Amy Beach

Symphonie „Gaelic“ in e-Moll op. 32/Maria Stuart/Jephthah’s Daughter/Extase/Bal masqué

Camille Schnoor (Sopran), Angela Brower (Mezzosopran), Münchner Symphoniker, Ltg. Joseph Bastian

Rubrik: Rezension
Verlag/Label: Solo Musica
erschienen in: das Orchester 10/2025 , Seite 76

Wie so vieles „Männerdominierte“ ist auch die bisherige Musikgeschichte einseitig, somit ungerecht – bis hin zu Aufführungspraxis und Konzertplanung. Erfreulich also: Amy Beach (1867–1944) neu eingespielt. Ein bisschen Lexikonlektüre lohnt, etwa der damals sicher mühsame Kampf von kindlicher Hochbegabung gegen neuenglisch gediegene Bürgerlichkeit, dann die breite europäische Anerkennung – „Musik von höchster Qualität nach europäischen Maßstäben“, konstatierte ein Kritiker – im Kontrast die Mühen um generelle künstlerische Gleichberechtigung bis zu ihrem Tod.
Lohnend erst recht das Zuhören bei Dirigent Joseph Bastians Musizieren mit den Münchner Symphonikern. Denn Beachs Gaelic Symphony verdient auch heute einen Programmplatz; in vier reizvoll unterschiedlichen Sätzen verwebt sie keltische Melodik, deren irische, schottische und altenglische Wurzeln in Neuengland erforscht und gepflegt wurden. Das klingt anders als Brahms und steht eigenständig zwischen Mahlers Weltklageton und der Klangopulenz in den Tondichtungen eines Richard Strauss. Da lässt sich stürmisches Meer assoziieren, während in den Mittelsätzen irische Volksweisen adaptiert sind. Die Bostoner Uraufführung 1896 geriet zum Durchbruch: Sie wurde in den bislang rein männlichen Komponistenkreis der „Boston Six“ aufgenommen; über den hochgeschätzten Dvořák mit seiner Neuen Welt hinaus schien da erstmals eigenständige amerikanische Symphonik geschaffen.
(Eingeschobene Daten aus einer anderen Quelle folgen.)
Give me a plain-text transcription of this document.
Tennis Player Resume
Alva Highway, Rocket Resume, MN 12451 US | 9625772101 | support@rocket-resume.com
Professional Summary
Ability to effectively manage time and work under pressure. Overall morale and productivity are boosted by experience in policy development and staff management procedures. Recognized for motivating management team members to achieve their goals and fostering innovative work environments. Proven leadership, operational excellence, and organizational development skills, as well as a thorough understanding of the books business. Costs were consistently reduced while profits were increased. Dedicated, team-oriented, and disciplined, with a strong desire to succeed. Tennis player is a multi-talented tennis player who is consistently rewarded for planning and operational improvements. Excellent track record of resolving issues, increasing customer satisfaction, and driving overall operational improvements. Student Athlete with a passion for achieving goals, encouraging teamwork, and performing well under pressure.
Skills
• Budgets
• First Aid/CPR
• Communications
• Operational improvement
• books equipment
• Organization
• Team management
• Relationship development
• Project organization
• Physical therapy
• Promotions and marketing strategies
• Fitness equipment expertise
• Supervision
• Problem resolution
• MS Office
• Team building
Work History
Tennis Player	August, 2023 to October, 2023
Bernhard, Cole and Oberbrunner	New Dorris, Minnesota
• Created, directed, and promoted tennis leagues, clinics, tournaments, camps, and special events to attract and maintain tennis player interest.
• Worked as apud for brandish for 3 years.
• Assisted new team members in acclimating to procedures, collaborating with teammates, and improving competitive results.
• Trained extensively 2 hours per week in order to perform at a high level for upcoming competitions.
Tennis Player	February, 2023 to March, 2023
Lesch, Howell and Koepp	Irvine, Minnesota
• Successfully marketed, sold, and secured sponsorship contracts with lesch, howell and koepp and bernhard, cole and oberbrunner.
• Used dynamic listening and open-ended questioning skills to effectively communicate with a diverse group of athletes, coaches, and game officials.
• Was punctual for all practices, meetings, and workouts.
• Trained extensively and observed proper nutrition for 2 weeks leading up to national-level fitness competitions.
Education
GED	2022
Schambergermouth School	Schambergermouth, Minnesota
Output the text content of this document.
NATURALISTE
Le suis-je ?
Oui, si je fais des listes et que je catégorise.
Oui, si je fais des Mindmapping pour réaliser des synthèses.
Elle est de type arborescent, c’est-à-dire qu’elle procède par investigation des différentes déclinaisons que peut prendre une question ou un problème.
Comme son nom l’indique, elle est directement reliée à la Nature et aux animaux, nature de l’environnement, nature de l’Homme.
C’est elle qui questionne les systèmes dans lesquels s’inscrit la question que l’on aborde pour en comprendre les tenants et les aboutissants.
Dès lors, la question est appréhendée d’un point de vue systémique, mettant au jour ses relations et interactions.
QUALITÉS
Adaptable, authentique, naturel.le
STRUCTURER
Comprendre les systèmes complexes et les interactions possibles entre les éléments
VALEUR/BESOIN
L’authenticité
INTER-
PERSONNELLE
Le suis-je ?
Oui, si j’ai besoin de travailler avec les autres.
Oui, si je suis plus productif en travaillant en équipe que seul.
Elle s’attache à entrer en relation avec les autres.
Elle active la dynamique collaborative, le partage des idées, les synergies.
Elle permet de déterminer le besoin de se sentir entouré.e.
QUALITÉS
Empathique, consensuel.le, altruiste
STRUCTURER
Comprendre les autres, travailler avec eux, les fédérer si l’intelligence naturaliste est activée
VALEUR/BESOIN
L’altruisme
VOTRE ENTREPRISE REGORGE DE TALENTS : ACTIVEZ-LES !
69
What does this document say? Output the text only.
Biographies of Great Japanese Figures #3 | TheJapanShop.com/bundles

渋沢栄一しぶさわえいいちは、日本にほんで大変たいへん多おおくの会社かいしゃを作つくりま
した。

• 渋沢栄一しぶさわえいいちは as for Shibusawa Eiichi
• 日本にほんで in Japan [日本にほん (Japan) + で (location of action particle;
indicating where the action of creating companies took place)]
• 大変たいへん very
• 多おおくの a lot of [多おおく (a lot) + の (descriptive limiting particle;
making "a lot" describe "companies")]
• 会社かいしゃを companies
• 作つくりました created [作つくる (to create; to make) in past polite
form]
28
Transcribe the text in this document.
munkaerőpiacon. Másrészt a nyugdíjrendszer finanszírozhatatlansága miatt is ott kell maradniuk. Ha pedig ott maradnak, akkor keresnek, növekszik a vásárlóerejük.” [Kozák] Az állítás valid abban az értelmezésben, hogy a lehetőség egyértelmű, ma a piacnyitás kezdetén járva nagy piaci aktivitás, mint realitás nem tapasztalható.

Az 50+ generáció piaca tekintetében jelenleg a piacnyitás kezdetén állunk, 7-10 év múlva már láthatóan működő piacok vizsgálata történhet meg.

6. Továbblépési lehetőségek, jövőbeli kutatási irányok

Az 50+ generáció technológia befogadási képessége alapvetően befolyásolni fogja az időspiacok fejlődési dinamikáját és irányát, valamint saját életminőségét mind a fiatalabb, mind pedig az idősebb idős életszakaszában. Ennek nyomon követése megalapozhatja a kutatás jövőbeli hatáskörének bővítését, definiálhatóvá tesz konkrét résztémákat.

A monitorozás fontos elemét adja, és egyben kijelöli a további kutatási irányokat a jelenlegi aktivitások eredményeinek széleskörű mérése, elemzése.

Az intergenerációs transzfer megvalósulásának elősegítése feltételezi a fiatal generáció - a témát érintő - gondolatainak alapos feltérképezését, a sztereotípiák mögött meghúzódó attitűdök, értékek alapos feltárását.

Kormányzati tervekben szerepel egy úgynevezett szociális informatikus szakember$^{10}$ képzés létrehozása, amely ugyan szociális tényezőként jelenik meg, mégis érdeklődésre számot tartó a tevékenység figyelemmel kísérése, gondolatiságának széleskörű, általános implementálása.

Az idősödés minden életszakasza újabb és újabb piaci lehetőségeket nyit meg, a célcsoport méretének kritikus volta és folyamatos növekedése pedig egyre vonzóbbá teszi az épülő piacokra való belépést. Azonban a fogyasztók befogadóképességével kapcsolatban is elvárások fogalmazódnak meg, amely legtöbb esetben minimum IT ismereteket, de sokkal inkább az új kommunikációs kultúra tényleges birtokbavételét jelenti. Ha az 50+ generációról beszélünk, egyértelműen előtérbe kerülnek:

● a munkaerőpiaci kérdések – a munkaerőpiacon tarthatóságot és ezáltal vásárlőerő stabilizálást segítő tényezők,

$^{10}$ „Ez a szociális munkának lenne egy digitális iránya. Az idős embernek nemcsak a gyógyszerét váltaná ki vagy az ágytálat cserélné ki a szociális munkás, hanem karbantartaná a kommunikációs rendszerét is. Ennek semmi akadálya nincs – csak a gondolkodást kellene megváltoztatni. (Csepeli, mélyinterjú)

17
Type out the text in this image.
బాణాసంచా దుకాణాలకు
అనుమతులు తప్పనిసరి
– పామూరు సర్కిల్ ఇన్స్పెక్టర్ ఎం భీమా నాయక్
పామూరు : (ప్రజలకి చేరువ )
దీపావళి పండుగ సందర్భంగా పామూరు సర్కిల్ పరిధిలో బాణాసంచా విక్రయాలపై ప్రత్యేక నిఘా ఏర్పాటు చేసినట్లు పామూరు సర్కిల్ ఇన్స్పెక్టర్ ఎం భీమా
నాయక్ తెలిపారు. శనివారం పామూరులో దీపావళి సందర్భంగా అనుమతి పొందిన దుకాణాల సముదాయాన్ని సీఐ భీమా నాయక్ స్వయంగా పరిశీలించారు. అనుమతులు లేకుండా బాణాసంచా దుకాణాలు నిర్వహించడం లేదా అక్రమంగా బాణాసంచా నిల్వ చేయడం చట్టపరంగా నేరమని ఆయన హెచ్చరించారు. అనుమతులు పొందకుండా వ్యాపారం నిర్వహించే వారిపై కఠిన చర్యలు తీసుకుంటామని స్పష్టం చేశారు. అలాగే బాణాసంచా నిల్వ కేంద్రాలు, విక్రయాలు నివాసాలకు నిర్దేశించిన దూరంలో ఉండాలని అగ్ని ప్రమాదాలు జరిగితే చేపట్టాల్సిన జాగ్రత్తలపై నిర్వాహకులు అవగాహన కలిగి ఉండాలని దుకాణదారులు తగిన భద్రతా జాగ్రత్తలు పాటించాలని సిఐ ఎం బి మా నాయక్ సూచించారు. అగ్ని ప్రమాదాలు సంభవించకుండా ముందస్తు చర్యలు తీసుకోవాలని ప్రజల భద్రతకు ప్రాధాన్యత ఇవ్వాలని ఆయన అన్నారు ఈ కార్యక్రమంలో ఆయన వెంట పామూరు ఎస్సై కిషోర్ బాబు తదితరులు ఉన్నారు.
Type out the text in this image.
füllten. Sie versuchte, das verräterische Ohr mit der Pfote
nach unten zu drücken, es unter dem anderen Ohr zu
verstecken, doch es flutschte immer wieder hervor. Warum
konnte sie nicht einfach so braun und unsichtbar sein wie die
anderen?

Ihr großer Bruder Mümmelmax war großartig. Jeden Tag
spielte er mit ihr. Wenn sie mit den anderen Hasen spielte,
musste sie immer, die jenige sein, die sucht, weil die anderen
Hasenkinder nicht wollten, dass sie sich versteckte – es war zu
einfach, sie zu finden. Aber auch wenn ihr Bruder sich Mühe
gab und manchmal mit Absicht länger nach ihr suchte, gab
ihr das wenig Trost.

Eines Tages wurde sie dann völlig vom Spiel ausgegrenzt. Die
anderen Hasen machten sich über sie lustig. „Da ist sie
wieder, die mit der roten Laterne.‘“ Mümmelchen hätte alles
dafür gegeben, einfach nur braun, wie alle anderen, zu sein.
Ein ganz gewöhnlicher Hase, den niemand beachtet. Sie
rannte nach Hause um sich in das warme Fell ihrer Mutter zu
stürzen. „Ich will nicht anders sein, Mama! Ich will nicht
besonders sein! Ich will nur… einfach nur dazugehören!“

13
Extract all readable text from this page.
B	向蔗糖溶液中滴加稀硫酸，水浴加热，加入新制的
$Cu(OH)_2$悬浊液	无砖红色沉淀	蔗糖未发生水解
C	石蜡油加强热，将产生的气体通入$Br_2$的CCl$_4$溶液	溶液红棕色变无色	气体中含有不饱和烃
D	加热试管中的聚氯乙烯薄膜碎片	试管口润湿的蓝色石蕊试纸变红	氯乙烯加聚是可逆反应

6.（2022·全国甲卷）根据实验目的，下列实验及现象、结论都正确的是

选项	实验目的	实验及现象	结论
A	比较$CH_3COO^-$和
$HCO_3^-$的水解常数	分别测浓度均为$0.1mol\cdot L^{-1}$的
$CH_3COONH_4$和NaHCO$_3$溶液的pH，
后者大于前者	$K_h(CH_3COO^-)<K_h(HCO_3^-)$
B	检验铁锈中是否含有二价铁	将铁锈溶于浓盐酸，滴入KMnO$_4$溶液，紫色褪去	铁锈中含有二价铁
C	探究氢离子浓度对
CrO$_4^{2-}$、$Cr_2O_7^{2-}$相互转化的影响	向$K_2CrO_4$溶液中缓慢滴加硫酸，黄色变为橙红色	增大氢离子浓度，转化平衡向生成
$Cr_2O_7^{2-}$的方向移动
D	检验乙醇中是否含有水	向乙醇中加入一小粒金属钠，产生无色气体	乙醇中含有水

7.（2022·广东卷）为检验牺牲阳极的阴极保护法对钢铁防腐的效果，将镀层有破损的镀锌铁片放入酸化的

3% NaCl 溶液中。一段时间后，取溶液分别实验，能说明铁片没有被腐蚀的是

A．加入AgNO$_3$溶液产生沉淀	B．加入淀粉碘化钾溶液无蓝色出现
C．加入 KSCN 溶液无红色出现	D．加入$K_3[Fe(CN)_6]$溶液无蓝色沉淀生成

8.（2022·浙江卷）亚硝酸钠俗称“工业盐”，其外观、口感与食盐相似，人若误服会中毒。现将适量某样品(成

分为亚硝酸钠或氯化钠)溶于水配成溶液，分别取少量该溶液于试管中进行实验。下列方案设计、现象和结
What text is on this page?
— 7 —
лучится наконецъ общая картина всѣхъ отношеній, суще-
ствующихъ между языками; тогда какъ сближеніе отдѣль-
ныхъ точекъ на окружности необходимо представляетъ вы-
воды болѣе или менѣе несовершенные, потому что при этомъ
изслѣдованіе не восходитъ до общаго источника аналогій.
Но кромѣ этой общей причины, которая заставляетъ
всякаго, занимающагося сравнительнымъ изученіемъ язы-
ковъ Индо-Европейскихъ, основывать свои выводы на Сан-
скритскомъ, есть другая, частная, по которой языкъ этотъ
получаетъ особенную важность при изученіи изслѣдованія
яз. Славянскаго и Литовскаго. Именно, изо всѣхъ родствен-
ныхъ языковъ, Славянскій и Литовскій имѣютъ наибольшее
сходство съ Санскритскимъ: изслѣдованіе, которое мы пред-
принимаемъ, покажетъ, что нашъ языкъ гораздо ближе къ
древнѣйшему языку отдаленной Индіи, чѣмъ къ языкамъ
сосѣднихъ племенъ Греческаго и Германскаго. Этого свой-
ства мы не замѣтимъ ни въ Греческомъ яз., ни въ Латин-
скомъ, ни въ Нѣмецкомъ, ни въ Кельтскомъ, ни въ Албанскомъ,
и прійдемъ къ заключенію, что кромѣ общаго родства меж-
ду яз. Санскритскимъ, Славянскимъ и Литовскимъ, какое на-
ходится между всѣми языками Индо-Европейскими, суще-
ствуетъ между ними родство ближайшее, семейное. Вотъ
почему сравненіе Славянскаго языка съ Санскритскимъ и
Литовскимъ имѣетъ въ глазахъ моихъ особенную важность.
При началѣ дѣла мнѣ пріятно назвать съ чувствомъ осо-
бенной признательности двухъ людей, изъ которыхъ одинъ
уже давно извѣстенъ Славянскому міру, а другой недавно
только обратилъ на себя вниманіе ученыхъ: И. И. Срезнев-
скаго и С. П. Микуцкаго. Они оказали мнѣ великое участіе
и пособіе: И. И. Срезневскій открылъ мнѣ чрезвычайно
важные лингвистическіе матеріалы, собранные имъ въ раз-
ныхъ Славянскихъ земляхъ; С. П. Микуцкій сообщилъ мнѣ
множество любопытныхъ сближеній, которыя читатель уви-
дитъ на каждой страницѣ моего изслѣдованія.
Spät frei von familiären und ehelichen Bindungen konnte Beach dann vielfältig zwischen Lied und Kirchenmesse komponieren. Mit Hilfe erster US-Sponsorinnen (!) konnte Beach erfolgreiche Tourneen durch Europa und Amerika unternehmen und kämpfte als Präsidentin der American Women Composers bis in die 1930er Jahre für Geschlechtergerechtigkeit in der Musik. Der Weltkrieg führte zu einer Phase der Vergessenheit. Die späte Neu-Phase von „Frauen in der Musik“ mündete in den 1980er Jahren zu Amy Beachs Wiederentdeckung.
Beachs schöpferische Bandbreite belegen auf der CD dann auch die Konzertarien Eilende Wolken nach Schillers Maria Stuart und Jephthah’s Daughter auf einen Mollevaut-Text: Sopranistin Camille Schnoor und Mezzo Angela Brower machen Beachs Sinn für die divergierenden Atmosphären und dramatischen Situationen nuanciert hörbar. Die Victor-Hugo-Vertonung Extase ergänzt die Eindrücke mit einer anderen Emotion. Dazu bildet dann der Klavier-Walzer Bal masqué einen leichtfüßigen Kontrast. All das breitet Dirigent Bastian mit den erfreulich für derartiges „Randrepertoire“ engagierten Münchner Symphonikern mit Sinn für Klangvielfalt aus. Eine Bereicherung.